Ações emergenciais são importantes, mas não resolvem "múltiplas desigualdades"

O coordenador da Rede Nossa São Paulo, Jorge Abrahão, lamentou que a testagem em massa de populações vulneráveis esteja ocorrendo neste momento da pandemia, ou seja, após mais de 100 dias desde a primeira confirmação, sem o achatamento da curva e mediante altas taxas de ocupação de leitos hospitalares. Só no território paulista já são mais de 13 mil óbitos e acima de 230 mil casos confirmados por Covid-19.

"Essa testagem deveria ter sido feita antes, e como política pública de massa, no Brasil inteiro.
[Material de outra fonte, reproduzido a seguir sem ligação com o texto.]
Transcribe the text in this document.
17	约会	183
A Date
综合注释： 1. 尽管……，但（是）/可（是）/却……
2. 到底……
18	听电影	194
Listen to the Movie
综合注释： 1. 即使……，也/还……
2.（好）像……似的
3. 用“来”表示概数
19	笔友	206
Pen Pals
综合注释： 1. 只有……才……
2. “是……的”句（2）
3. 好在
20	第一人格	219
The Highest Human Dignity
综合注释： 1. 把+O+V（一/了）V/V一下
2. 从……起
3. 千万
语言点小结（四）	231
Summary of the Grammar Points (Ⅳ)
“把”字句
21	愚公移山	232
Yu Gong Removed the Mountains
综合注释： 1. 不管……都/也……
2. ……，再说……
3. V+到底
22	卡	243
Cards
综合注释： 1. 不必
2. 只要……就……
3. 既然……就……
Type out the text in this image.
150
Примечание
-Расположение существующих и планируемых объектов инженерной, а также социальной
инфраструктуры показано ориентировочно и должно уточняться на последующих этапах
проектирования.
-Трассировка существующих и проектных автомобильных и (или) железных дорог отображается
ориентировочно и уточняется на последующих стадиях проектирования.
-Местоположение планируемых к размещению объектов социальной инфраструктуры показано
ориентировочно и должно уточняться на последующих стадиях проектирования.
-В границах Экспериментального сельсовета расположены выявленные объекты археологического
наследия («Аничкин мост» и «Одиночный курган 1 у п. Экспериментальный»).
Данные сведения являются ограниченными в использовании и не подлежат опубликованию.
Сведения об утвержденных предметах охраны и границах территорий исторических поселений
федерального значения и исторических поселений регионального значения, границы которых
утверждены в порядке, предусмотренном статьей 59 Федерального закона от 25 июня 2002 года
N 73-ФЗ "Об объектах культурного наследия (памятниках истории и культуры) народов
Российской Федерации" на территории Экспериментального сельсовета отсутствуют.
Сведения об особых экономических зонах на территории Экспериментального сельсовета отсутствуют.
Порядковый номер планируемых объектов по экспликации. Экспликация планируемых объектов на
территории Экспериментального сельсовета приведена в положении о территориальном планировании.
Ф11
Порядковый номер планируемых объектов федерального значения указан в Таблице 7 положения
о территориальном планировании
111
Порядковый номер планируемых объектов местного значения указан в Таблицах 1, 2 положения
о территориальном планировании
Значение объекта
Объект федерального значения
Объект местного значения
Isso contribuiria muito para o mapeamento da doença e a definição de medidas de contenção da expansão do vírus - foi o que permitiu que vários países europeus mapeassem os casos e tomassem decisões de isolamento, mas com fundamento de dados", avaliou.

Por outro lado, pondera o coordenador, "é importante fazer essa testagem, mesmo agora", já que "em um país como o Brasil, e com a disciplina com que temos tratado disso, não vamos resolver esse problema no curto prazo". "Eu diria que, mesmo atrasado, é louvável que o Butantan esteja fazendo isso - o que vai permitir que possamos construir um conhecimento nosso, mesmo que em São Paulo, capaz de contribuir para se formar referências em outros lugares do país".

Nessa quarta (24), a Rede Nossa São Paulo divulgou uma pesquisa mostrando que localidades com piores índices de qualidade de vida apresentam maior número de mortes por Covid-19. Bairros que apresentam mais mortes pela doença, por exemplo, têm um número três vezes maior de favelas em comparação com a média da cidade.

"Com a gravidade desse momento que vivemos, não se pode deixar de fazer ações emergenciais para evitar um número maior de mortes. O que não podemos é nos iludir que, com questões como essa, resolveremos problemas que deveríamos ter solucionado há mais tempo - o que se faz é mitigar. Investir pesadamente em lugares mais desiguais é necessário, assim como a cidade ter prioridades, pactos: as escolhas que fazemos pelo combate à covid têm que condicionar o investimento ao combate à múltipla desigualdade, esta, sim, a síntese de uma série de problemas."